Golf’s most prestigious tournament kicked off Thursday with a lot of fanfare around the return of Tiger Woods. While The Masters’ main storyline centers around Woods’s comeback, some in the media are criticizing how the worldwide leader in sports is covering it.
During Thursday’s episode of The Common Man & T-Bone Show on The Fan 97.1 in Columbus, OH, both host took a jab at how ESPN covers The Masters, calling the network out for not having full coverage on-air until the afternoon and compared it to Fox only airing the last few innings of the World Series.
“I try to find The Masters on TV, flip on ESPN, flap, not there,” Mike Ricordati said. “Tiger is playing right now, The Masters must be on television someplace. Then someone came in and said they don’t start coverage until 3 or 3:30 on TV. This to me is the equivalent of hey, I want to watch the World Series, but we only show innings 5 through 9, sorry.”

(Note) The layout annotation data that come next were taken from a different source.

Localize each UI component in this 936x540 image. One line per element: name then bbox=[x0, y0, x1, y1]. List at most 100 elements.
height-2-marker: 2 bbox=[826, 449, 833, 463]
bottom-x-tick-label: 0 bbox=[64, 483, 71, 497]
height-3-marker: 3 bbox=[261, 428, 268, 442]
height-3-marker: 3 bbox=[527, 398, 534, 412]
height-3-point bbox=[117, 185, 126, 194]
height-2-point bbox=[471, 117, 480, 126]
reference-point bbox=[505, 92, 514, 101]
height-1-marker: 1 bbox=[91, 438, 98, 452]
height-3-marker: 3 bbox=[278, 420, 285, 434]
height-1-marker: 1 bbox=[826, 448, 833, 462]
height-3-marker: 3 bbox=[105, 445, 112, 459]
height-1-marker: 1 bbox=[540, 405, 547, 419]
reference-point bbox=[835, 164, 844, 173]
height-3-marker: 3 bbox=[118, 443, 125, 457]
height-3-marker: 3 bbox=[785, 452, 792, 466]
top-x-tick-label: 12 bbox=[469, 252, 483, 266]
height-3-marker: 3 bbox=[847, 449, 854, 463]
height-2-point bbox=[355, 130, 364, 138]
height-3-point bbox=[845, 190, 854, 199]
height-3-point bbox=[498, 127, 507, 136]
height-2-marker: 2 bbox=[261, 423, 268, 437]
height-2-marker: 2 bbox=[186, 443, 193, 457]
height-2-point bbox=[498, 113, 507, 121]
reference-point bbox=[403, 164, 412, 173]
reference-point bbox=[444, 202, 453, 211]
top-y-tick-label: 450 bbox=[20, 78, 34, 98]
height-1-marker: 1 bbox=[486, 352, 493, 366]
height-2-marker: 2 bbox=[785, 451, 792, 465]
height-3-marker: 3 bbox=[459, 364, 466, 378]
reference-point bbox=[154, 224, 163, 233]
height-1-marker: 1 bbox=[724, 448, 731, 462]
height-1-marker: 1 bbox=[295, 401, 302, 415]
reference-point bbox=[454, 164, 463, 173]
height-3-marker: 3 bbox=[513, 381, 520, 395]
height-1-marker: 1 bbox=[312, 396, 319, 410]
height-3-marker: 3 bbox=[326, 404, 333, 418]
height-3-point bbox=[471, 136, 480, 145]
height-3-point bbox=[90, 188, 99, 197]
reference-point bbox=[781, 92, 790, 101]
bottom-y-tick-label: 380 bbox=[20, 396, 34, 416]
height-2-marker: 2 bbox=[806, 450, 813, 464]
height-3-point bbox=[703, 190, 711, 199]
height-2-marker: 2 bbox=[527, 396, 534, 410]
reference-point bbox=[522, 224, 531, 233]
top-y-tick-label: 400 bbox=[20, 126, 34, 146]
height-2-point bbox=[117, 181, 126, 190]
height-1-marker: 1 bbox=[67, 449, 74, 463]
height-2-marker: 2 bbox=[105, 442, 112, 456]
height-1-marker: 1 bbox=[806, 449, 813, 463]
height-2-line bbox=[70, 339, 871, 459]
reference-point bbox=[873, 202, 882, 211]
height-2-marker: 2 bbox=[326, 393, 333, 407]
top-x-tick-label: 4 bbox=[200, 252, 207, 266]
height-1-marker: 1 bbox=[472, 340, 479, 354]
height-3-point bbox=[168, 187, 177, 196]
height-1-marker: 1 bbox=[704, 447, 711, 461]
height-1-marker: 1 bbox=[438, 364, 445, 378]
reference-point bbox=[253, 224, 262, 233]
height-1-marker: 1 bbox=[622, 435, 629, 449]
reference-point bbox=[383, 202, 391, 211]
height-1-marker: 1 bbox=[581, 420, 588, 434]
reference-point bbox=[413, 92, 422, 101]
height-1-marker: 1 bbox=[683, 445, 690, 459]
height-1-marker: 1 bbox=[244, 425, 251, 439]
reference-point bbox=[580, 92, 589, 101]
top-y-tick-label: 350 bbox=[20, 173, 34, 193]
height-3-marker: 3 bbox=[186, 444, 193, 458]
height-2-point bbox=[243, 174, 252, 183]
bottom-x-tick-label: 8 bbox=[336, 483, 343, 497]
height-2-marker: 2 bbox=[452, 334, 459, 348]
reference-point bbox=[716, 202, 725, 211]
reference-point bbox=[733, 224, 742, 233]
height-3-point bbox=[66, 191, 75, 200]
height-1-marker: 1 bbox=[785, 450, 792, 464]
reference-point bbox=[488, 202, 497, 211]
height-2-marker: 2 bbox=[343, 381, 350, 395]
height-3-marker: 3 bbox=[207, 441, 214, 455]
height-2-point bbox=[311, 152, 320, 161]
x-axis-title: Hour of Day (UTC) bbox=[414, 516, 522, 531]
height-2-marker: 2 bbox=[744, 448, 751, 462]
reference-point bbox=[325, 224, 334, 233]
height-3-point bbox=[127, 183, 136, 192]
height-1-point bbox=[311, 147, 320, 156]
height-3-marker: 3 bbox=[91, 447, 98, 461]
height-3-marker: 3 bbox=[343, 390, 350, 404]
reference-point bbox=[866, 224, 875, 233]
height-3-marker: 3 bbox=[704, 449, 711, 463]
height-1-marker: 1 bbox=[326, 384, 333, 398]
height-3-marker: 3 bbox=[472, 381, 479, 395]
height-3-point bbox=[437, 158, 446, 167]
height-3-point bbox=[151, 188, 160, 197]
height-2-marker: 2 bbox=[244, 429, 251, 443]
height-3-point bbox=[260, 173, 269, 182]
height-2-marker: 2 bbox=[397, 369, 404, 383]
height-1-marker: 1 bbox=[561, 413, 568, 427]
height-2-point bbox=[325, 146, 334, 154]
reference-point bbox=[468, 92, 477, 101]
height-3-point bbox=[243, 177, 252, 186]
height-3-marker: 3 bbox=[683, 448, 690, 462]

If your a golf fan and don’t like how The Masters is covered, remember that the coverage of the first eight holes did not begin until 1993 because of resistance from Augusta National and tournament organizers. The same problems with how the tournament should be covered is still a big issue today.
“Here’s one thing I don’t understand, like on Golf Channel, they are airing nothing,” Ricordati said. “This is your biggest event. Wouldn’t you want to give people as much of the event as you can?
“Oh, I mean they want to but the Masters and Augusta don’t want it out there. They think it’s saturates the market too much. They think less is more and they turn down millions to have broader coverage.”
The two then discuss why the people running The Masters are old fashioned and antiquated in their ways.
“Everyone that runs The Masters is rich guy flexing on us. They are looking at ESPN like ‘I guess we’ll let you show some of The Masters but not all of it,'” T-Bone said. “We don’t need your stupid coverage of this thing, everyone knows how great it is. If you walk in with your cell phone, I think they punch you then shoot you dead on sight. I get it’s the tradition, it’s The Masters its the whole thing but your right Mike, this is a bunch of people who run that place who say we don’t care if you don’t like it, don’t come, we got plenty of people that want to be here.”
Though ratings were up for the 2021 edition of The Masters, netted an average final-day audience of 5.59 million viewers and a household rating of 3.4. However, the 2021 ratings were the lowest for a regularly scheduled Masters tourney in the modern Nielsen ratings era.